MSF tem condenado consistentemente a violência desde o início da crise no Sudão do Sul, tendo se manifestado acerca das violações cometidas, não importando o grupo armado envolvido.
 
“Enquanto organizações como MSF permanecem comprometidas com a oferta de cuidados àqueles que estão em meio ao conflito da melhor forma possível, estamos alarmados com o fato de que a situação está fora de controle. A capacidade de organizações de ajuda tem limite”, diz Raphael. “Continua sendo responsabilidade moral e legal de todos os atores armados limitar as baixas civis, facilitar a assistência humanitária e respeitar as instalações médicas. É hora de a oposição e o governo assumirem essas responsabilidades.”
 
Se a resposta não for imediata, as condições de vida precárias, que envolvem superlotação, falta de água e saneamento, podem levar diversas pessoas à morte por consequência de doenças passíveis de prevenção. As pessoas deslocadas se vêem diante de alternativas desesperadoras: ou enfrentam as terríveis condições de vida na base da UNMISS ou as condições de segurança ameaçadoras do lado de fora. Alguns dos deslocados disseram ao pessoal de MSF que decidiram tentar a sorte retornando à cidade de Bentiu.

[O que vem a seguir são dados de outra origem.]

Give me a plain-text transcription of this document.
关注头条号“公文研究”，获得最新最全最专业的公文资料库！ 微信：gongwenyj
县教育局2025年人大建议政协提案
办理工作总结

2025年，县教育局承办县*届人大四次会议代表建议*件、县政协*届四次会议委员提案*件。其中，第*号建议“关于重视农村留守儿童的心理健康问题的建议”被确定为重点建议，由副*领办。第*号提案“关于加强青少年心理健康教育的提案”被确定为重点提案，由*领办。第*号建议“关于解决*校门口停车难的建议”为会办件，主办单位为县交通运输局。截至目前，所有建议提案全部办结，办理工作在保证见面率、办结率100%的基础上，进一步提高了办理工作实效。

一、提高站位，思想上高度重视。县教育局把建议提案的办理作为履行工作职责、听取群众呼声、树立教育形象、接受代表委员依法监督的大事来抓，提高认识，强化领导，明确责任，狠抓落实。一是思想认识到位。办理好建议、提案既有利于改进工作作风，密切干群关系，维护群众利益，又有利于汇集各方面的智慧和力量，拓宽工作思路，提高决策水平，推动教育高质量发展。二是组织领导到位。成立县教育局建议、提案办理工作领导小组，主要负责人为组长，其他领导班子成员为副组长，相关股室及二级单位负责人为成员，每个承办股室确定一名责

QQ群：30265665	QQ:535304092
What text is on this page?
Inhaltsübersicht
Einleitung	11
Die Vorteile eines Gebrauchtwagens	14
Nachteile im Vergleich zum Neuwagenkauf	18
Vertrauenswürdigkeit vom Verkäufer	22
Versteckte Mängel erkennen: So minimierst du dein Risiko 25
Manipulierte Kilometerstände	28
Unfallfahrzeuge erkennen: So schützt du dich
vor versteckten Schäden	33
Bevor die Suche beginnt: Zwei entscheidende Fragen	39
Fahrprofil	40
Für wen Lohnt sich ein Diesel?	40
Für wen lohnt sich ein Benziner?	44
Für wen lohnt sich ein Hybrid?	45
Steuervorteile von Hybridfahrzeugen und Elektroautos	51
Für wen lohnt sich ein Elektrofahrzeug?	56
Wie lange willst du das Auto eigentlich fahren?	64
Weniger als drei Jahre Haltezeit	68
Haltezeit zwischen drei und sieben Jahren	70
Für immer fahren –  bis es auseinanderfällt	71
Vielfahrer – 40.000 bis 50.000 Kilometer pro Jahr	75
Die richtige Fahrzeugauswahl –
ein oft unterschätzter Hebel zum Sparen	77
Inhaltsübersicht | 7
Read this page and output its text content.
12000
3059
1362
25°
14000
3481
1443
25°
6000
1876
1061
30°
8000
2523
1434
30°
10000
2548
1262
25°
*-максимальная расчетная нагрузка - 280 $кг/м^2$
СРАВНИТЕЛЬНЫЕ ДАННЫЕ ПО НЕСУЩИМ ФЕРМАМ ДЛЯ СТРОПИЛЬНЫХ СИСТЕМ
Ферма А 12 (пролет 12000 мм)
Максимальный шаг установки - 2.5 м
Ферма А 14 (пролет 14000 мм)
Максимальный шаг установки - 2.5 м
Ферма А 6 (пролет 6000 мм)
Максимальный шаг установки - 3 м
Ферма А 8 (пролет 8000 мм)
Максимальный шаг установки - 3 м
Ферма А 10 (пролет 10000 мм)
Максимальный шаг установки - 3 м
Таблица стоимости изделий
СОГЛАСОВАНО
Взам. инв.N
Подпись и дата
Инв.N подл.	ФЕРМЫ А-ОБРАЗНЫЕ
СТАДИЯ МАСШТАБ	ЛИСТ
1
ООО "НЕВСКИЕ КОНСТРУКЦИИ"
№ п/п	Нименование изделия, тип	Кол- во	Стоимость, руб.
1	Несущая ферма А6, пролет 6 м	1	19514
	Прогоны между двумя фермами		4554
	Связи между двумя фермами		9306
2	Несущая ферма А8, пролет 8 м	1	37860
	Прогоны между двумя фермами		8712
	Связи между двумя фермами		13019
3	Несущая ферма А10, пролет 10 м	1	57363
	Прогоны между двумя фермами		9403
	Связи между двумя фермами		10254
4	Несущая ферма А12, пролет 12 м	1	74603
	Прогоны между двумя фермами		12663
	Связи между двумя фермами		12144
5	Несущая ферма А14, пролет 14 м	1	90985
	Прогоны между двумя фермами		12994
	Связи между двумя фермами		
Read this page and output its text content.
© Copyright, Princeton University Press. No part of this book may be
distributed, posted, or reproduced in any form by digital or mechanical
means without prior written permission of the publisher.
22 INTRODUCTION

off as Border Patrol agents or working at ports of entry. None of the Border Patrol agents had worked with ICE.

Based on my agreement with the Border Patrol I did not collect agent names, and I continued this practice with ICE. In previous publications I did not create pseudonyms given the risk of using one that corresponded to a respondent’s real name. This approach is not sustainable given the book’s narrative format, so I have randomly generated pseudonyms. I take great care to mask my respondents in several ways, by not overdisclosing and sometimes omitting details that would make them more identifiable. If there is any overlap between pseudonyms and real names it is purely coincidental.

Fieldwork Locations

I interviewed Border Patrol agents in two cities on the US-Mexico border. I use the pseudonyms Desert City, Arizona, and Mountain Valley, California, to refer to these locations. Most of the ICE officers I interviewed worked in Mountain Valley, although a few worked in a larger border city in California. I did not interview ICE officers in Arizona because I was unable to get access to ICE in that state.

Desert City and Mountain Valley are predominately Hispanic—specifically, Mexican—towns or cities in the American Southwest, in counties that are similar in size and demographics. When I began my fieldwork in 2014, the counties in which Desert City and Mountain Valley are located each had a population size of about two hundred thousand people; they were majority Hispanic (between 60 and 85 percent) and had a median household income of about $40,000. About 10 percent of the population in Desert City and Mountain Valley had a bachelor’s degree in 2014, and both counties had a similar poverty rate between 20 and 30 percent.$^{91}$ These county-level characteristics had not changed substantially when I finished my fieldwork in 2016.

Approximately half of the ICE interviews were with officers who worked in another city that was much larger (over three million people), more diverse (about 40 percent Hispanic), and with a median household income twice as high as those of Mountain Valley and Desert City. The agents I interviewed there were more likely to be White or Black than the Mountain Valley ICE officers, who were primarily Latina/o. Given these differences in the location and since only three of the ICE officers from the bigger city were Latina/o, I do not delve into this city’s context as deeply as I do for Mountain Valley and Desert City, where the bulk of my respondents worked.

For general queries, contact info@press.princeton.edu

Antes do início do conflito no Sudão do Sul, MSF administrava um projeto de HIV e tuberculose no Hospital Estadual de Bentiu e 11 outros projetos em oito dos dez estados do país, oferecendo uma ampla gama de serviços de saúde. Desde 15 de dezembro de 2013, MSF ampliou sua capacidade de responder às necessidades médicas de emergência no Sudão do Sul e atualmente atua com 21 projetos em nove dos dez estados do país, oferecendo cuidados de saúde básica, suporte nutricional, cirurgia, vacinação e suporte aos serviços de água e saneamento. Nos primeiros quatro meses da crise, equipes de MSF conduziram mais de 200 mil consultas ambulatoriais, das quais cerca de 85 mil estiveram relacionadas a crianças com menos de cinco anos de idade.